DIST: Efficient k-Clique Listing via Induced Subgraph Trie

TL;DR

The paper introduces DIST, an efficient algorithm for listing k-cliques in graphs by using an Induced Subgraph Trie to avoid redundant computations, significantly improving speed and space efficiency over previous methods.

Contribution

DIST is a novel algorithm that computes each clique only once and employs a new data structure and pruning technique for faster k-clique listing.

Findings

DIST outperforms existing algorithms by up to two orders of magnitude in speed.

The use of Induced Subgraph Trie reduces redundant computations.

Experimental results demonstrate superior efficiency on real-world networks.

Abstract

Listing k-cliques plays a fundamental role in various data mining tasks, such as community detection and mining of cohesive substructures. Existing algorithms for the k-clique listing problem are built upon a general framework, which finds k-cliques by recursively finding (k-1)-cliques within subgraphs induced by the out-neighbors of each vertex.

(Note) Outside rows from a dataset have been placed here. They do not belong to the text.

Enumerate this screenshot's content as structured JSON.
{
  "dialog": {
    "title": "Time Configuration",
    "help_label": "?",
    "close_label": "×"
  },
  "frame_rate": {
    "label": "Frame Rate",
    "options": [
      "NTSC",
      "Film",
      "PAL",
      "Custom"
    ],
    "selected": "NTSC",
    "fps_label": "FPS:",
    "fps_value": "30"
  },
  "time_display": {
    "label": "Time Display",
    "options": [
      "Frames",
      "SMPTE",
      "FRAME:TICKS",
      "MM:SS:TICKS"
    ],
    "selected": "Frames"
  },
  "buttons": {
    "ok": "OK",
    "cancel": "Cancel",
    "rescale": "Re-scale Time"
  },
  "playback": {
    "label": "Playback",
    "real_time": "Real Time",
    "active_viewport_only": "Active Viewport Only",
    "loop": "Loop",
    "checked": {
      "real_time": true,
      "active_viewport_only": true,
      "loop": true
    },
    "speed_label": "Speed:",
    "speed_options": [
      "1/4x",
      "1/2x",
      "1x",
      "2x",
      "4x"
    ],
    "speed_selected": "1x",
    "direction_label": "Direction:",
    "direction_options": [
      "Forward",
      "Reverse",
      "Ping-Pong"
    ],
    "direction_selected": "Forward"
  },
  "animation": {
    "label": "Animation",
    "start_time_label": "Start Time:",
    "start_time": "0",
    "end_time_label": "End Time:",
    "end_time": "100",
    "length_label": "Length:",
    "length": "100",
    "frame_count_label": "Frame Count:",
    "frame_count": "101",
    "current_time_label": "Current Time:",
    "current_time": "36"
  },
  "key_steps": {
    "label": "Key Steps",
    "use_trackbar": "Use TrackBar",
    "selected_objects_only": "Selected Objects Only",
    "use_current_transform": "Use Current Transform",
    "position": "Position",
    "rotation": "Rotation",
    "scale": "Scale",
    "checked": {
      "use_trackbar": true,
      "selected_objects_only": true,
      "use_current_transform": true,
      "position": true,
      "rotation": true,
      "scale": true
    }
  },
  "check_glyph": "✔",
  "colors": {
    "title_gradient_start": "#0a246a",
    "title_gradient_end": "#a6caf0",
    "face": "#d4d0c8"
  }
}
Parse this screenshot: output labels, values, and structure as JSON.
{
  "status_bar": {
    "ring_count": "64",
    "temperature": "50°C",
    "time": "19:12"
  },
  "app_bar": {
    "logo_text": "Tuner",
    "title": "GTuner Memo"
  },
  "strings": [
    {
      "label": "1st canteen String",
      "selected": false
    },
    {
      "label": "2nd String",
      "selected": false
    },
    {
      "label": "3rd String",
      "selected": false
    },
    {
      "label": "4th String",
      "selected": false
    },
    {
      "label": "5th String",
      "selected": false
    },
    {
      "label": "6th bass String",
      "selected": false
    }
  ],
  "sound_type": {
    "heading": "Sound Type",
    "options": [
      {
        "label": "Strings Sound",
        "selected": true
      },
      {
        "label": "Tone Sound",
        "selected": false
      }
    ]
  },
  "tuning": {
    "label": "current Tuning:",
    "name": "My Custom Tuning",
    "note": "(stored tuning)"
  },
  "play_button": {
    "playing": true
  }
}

However, this framework has inherent inefficiency of finding smaller cliques within certain subgraphs repeatedly. In this paper, we propose an algorithm DIST for the k-clique listing problem. In contrast to existing works, the main idea in our approach is to compute each clique in the given graph only once and store it into a data structure called Induced Subgraph Trie, which allows us to retrieve the cliques efficiently. Furthermore, we propose a method to prune search space based on a novel concept called soft embedding of an l-tree, which further improves the running time. We show the superiority of our approach in terms of time and space usage through comprehensive experiments conducted on real-world networks; DIST outperforms the state-of-the-art algorithm by up to two orders of magnitude in both single-threaded and parallel experiments.